Sur suggestion du conseil, nous sommes allés à SafeWork NSW, qui nous a dit de demander au conseil.
Nous devenons étourdis à force de subir ce détour.
Après avoir investi de l’argent dans l’Allianz Stadium et le CommBank Stadium, le gouvernement de l’État s’est tourné vers de nouveaux projets. L’un d’entre eux est Penrith Park, tandis que des fonds modestes ont été promis pour améliorer le Leichhardt Oval et le stade de Campbelltown avec les conseils locaux et le gouvernement fédéral.
Des sources gouvernementales de l’État, s’exprimant sous couvert d’anonymat en raison de questions commerciales sensibles, ont déclaré à cet en-tête qu’il n’y avait aucune envie de contribuer à Shark Park.
Le Premier ministre travailliste Chris Minns a déclaré à plusieurs reprises qu’il ne voulait pas financer les stades sportifs avant des services tels que la santé et l’éducation.
Sans ordre particulier, le budget très limité du gouvernement prévoit des priorités bien plus élevées que celles de Cronulla, telles que l’achèvement des améliorations au stade McDonald Jones de Newcastle, au stade WIN de Wollongong et au stade Accor avant d’accueillir la finale de la Coupe du monde de rugby l’année prochaine.
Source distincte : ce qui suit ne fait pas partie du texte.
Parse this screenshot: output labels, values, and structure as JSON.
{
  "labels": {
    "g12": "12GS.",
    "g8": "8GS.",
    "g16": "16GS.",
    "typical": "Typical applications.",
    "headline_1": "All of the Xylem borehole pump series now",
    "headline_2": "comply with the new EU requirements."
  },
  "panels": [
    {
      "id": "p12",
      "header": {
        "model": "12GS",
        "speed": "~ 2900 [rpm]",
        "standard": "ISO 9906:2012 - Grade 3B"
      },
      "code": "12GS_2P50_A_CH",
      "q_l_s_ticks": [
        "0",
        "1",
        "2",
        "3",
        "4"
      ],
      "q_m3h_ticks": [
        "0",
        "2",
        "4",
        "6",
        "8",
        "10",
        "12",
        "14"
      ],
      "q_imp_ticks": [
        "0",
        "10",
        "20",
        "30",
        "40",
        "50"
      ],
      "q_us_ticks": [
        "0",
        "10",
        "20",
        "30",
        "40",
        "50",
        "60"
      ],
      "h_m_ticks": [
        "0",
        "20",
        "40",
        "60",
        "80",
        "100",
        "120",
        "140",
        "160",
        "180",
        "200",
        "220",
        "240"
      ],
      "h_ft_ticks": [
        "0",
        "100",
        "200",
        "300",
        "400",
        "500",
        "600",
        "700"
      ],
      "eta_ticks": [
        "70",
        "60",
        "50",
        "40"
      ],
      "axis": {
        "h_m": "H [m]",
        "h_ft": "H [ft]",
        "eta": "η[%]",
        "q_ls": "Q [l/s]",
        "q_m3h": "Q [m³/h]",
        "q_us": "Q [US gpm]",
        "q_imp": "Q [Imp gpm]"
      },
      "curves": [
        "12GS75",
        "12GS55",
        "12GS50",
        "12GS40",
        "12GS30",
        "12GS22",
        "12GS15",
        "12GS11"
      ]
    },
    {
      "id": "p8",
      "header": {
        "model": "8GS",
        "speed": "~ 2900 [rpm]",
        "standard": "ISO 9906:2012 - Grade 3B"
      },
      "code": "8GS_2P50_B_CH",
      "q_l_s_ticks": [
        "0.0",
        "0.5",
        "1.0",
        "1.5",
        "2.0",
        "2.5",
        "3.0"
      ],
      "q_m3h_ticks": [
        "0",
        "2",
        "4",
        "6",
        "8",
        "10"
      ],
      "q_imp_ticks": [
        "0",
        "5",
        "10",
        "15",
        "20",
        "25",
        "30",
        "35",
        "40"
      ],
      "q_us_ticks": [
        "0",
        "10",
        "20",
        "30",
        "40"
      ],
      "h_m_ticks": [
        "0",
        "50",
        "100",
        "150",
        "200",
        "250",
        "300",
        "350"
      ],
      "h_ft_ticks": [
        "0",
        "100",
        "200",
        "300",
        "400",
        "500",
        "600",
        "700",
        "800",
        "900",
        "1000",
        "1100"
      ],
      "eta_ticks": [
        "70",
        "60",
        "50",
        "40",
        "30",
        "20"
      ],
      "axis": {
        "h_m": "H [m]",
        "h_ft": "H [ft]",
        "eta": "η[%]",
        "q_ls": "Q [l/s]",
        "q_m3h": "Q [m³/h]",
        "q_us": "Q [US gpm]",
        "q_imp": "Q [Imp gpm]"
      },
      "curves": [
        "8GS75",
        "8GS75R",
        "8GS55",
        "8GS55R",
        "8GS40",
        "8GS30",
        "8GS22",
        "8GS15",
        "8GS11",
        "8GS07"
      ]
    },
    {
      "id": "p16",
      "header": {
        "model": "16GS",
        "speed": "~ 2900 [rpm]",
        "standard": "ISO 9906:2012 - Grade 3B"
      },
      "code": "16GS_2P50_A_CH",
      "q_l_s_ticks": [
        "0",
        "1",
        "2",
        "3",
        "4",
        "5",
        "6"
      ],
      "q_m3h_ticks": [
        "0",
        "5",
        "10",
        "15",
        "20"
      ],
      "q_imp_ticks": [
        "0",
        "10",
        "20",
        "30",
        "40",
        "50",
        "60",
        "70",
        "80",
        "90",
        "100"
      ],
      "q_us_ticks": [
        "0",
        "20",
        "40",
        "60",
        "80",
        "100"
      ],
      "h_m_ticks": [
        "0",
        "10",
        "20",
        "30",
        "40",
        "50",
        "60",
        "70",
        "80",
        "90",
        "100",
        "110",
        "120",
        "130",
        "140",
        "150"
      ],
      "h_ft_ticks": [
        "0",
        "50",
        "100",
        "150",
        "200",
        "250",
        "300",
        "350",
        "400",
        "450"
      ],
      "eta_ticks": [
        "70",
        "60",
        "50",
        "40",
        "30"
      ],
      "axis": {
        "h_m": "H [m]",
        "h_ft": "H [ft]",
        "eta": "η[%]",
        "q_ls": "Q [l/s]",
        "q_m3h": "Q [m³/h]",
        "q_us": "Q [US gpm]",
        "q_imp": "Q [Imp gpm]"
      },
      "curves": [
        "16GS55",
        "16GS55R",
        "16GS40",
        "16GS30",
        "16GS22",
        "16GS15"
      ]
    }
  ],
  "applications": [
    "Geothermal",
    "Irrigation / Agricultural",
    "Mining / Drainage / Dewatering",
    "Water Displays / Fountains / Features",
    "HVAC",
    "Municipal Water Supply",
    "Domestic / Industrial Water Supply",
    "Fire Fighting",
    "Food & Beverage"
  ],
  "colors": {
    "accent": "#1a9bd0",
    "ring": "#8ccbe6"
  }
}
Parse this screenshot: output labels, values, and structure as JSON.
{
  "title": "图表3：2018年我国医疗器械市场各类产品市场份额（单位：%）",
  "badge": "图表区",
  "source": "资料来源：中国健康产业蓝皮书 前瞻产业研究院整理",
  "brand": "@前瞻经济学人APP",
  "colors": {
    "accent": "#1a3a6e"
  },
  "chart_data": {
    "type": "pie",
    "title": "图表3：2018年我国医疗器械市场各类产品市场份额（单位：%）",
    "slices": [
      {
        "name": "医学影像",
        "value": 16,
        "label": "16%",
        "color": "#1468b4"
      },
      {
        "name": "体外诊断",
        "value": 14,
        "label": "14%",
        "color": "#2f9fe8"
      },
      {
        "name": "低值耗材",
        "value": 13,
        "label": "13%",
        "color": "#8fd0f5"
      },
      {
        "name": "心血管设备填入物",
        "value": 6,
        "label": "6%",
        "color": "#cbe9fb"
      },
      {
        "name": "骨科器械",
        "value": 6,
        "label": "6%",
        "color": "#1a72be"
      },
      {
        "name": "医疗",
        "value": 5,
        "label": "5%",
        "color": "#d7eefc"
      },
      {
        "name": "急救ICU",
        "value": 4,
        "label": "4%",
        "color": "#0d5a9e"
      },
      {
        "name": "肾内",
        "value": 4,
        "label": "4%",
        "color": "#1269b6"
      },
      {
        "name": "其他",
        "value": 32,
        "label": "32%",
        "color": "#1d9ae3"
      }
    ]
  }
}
Sur la liste figurent également la mise à jour des stands Brewongle, Trumper, O’Reilly et Churchill au SCG, ce qui est un projet énorme et l’un des Venues NSW a fait de lui une priorité.
Ces stades ont un dénominateur commun : ils sont sous le contrôle de Venues NSW.
Leichhardt et Campbelltown ont reçu un financement parce qu’ils appartiennent au conseil, et il était dans l’intérêt de chaque conseil de s’appuyer sur les gouvernements des États et fédéral.
Les Sharks sont donc sans amis et attendent que leur club-house soit terminé plus tard cette année afin qu’un flux de trésorerie adéquat puisse revenir.
Il a été fermé en 2019 et a duré sept ans. Sydney a construit ses sites olympiques en cinq ans.
Nous ne retenons pas notre souffle à l’idée d’un hangar pour femmes ou d’un nouveau bloc sanitaire à Portaloo Park dans un avenir proche.